Umm, I think you are supposed to take turns.
cenobyte , on Friday, 22nd October:
Of *course* you're supposed to take turns, but why, if you're trying to get folks in and out of there efficiently, force them to line up? All it does is prompt people to not wash their hands properly. How many people have you seen actually spend more than thirteen seconds washing their hands in public toilets? If you have 14 stalls, the least you can do is have 7 sinks.
See, I don't think guys have as much risk sitting down, because they don't use the public toilet for sitting as much as the women do. Most women sit down *every time they go*. Most men only sit down once a day. Uh, from what I've heard. Which means that the women's toilet seats are getting propotionately WAAAAAAY more action than the men's.
Which exposes one to more germs, awkward, previously un-noticed dampness, and particularly athletic gential lice.
Yes, I know it's impossible to contract genital lice (or nearly any other STD) from public toilets unless you're in there with a partner doing things you probably oughtn't be doing in a public toilet, which is probably why you're in there doing it in the first place. But that doesn't mean the thought doesn't cross your mind when you're looking down at a dingy toilet seat, having to sit next to an overflowing disposal bin (let's not talk about aromas).
I realise that does have more to do with the cleanliness of the toilet than with the design, but I'm just saying...if there was more room to move about in each stall, one could take a little more caution in one's positioning.
Der Kaptin , on Friday, 22nd October:
Two other points to help ease your fevered mind, if only a smidgeon -- 1. Psoriasis isn't actually contagious, so relax
2. Ninety-nine times out of a hundred, if the seat is wet in the women's, it's because the water in the bowl splashes in the refilling process, no other reason.
I once wrote a piece about why, among other reasons like multiple orgasms and the like, women should be happy to be women because it means they don't have to ever use the men's public toilet. They are hugely disgusting.
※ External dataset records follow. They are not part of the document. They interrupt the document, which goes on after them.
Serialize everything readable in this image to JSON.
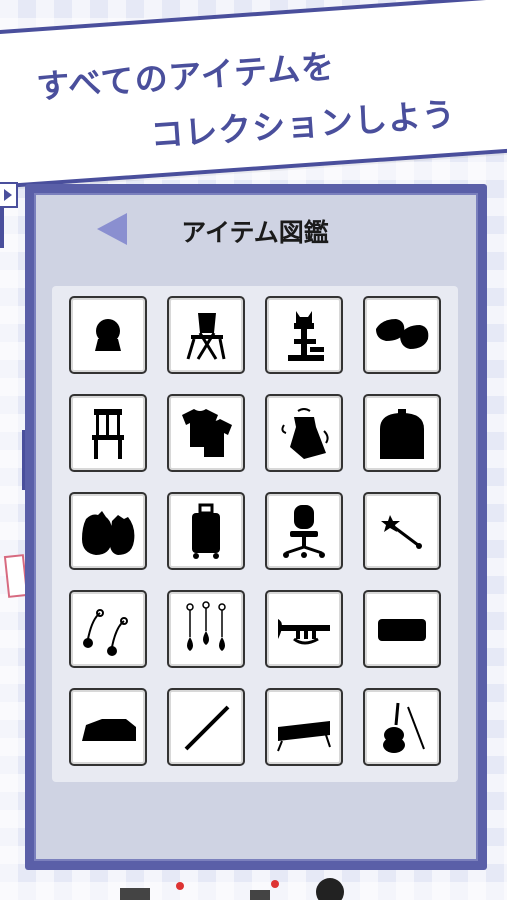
{
  "banner": {
    "line1": "すべてのアイテムを",
    "line2": "コレクションしよう"
  },
  "panel": {
    "title": "アイテム図鑑",
    "back_icon": "left-triangle-icon"
  },
  "items": [
    {
      "icon": "crystal-ball-icon"
    },
    {
      "icon": "folding-chair-icon"
    },
    {
      "icon": "cat-tower-icon"
    },
    {
      "icon": "slippers-icon"
    },
    {
      "icon": "wooden-chair-icon"
    },
    {
      "icon": "t-shirts-icon"
    },
    {
      "icon": "apron-icon"
    },
    {
      "icon": "kerosene-tank-icon"
    },
    {
      "icon": "sacks-icon"
    },
    {
      "icon": "suitcase-icon"
    },
    {
      "icon": "office-chair-icon"
    },
    {
      "icon": "magic-wand-icon"
    },
    {
      "icon": "maracas-icon"
    },
    {
      "icon": "hanging-drops-icon"
    },
    {
      "icon": "trumpet-icon"
    },
    {
      "icon": "pencil-case-icon"
    },
    {
      "icon": "piano-case-icon"
    },
    {
      "icon": "flute-icon"
    },
    {
      "icon": "xylophone-icon"
    },
    {
      "icon": "violin-icon"
    }
  ],
  "colors": {
    "accent": "#4a4f9c",
    "panel": "#cfd3e3",
    "back_arrow": "#8a8fd0"
  }
}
Back in the sixties, there was actually this article about how someone had done a cross-canada survey of public, gas station, toilets, and discovered how dirty the women's cans were. It was this huge scandal -- the little homemakers were pigs on the road. I never did believe it, and I'm less likely than ever to give it any credence now. Some petty little iconoclast came up with that piece of...excrement, before going on to serve in Brian Mulroney's cabinet.
The thing that really bugs me about design in the mens is the seats that gap in the front. Sweet pissing Jesus, who ever thought this was a good idea. So even if the previous occupant was considerate enough to flip the seat out of the way, and only got the rim totally wet, flipping it down won't cover the problem. And in the most crucial location. Whoever designed that little nickle-saving inconvenience should be shot and, you know, urinated on.
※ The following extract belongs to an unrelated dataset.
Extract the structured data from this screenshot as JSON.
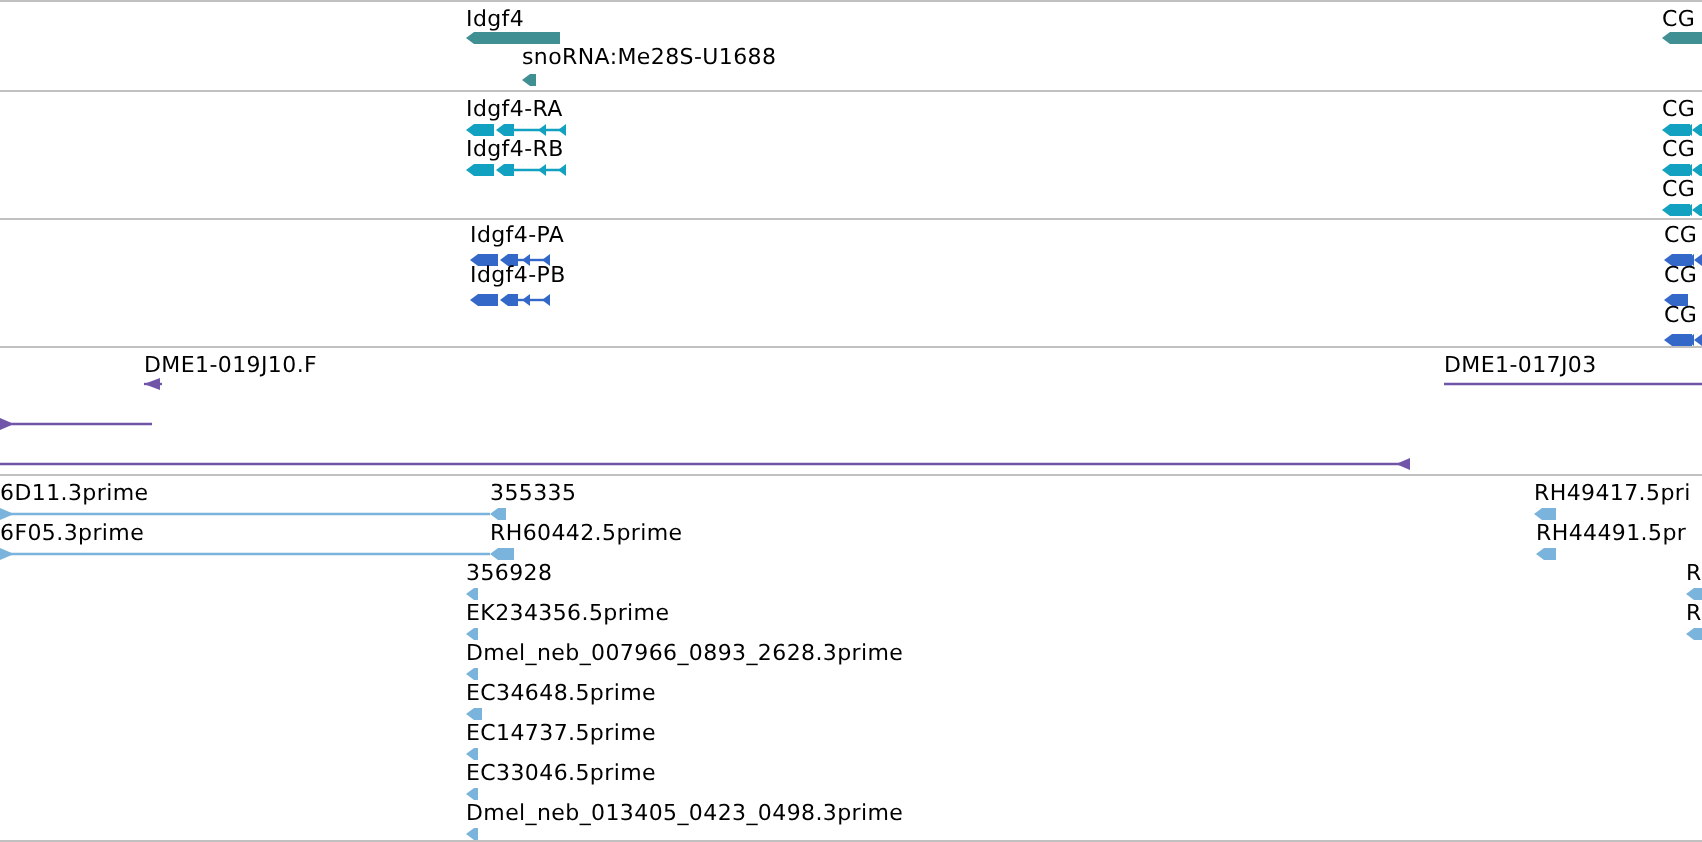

I'm guessing that the thinking is if someone is so pregnant they can't fit between the paper dispenser and napkin dispenser, they are expected to have already entered their...confinement!! (shit-eating grin emoticon)
And the last word on the sinks/toilets ratio - you could have more than two sinks, but then you'd have to have less than 14 toilets. Can't have everything.
Terry , on Friday, 22nd October:
In the men's room, there's usually a handicapped toilet that is much larger than the rest. I would expect that a pregnant woman would qualify and could use the larger stall.
"having to sit next to an overflowing disposal bin (let's not talk about aromas)"
Interesting tidbit about Brazil... Most of the plumbing there can't handle flushing toilet paper, so there is a convenient pail next to the toilet for you to dispose of your dirty toilet paper. Keeping in mind the heat and humidity, you can imagine that I'm laughing at what you consider an 'aroma'. ;)
cenobyte , on Friday, 22nd October:
I would take rancid feces and urine over rancid menstrual blood any day.
Terry , on Friday, 22nd October:
Umm... whatever made you think it was a choice? It's not A or B... it's A AND B.